Dirk Popp ist Chef der PR-Agentur Ketchum Pleon und Experte für Krisenkommunikation. Ihn rufen Unternehmen an, die sich in desaströsen Situationen befinden. Volkswagen, findet Popp, habe sich in den vergangenen Wochen "wacker geschlagen". Man merke dem Konzern das Bemühen an, so schnell und so transparent zu agieren wie möglich. Allerdings habe VW vor allem in den USA erhebliche rechtliche Risiken - das schränke den kommunikativen Spielraum ein. "Sie müssen Offenheit demonstrieren, dürfen aber keinesfalls riskieren, eine Ankündigung zu machen, die sie nicht halten können oder Informationen herauszugeben, die nicht gesichert sind", sagt Popp.

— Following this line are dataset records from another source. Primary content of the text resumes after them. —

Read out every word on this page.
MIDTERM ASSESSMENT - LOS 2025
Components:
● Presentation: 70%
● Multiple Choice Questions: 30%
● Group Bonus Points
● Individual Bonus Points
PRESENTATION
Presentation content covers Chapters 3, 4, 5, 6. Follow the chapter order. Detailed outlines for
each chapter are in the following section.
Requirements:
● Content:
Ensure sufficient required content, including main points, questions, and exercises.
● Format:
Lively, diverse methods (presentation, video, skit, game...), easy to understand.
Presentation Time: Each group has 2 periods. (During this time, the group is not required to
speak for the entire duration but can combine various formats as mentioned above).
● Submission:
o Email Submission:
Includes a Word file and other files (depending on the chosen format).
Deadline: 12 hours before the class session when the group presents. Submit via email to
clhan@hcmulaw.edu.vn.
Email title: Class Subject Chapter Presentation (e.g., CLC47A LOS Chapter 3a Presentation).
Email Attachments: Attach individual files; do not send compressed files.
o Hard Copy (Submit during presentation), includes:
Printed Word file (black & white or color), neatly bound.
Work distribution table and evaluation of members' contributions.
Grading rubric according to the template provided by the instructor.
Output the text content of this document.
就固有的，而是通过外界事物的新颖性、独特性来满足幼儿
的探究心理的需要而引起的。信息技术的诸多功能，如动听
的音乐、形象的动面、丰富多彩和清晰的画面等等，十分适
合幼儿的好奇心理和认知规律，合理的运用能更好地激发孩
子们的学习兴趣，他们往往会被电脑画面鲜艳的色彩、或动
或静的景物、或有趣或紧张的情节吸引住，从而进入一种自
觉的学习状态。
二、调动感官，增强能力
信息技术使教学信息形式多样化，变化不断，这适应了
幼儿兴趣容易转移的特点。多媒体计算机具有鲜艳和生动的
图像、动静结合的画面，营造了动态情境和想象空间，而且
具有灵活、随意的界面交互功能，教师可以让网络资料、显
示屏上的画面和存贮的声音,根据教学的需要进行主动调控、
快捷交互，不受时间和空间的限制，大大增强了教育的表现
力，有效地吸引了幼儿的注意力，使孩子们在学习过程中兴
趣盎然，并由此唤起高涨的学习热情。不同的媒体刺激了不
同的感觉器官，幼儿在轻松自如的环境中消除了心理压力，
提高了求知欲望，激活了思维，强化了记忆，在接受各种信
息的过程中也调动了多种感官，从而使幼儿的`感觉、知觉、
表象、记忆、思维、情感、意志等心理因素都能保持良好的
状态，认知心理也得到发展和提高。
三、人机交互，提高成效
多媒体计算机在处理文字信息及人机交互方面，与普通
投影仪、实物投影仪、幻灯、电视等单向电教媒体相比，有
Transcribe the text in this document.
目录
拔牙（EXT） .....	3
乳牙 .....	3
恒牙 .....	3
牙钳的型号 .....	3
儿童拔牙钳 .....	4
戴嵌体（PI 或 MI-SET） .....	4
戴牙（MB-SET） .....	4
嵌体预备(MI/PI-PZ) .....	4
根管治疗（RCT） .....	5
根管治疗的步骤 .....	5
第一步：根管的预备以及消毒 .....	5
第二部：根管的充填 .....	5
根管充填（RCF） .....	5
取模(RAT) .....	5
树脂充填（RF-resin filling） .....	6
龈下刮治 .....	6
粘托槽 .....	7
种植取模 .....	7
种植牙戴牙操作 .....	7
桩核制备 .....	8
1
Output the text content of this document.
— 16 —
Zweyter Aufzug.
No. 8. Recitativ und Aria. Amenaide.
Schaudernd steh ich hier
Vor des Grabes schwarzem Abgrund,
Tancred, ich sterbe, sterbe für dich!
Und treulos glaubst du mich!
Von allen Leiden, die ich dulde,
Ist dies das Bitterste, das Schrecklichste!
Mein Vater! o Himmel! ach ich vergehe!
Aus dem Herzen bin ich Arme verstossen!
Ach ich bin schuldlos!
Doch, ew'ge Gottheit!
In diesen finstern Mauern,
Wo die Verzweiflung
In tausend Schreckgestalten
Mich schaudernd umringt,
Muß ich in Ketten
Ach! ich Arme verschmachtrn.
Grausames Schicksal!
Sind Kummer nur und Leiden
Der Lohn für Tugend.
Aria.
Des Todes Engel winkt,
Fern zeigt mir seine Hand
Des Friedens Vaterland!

In dieser Konstellation sei es schwer, kommunikativ völlig zu überzeugen.

Dazu komme, dass auch die schlaueste Kommunikationsstrategie eine Krise wie diese nicht lösen könne. "Bei Volkswagen geht es eindeutig um eine Systemkrise", sagt Popp. Die Manipulationsaffäre habe ihre Wurzeln in der Unternehmenskultur. Dafür sprächen auch die jüngsten Berichte, wonach Volkswagen seinen Händlern eine Sprachregelung vorgegeben habe, wie auf kritische Fragen von Kunden zu antworten sei. "Da entsteht natürlich der Eindruck, dass der Pfad der Aufklärung schon wieder verlassen wurde", sagt Popp.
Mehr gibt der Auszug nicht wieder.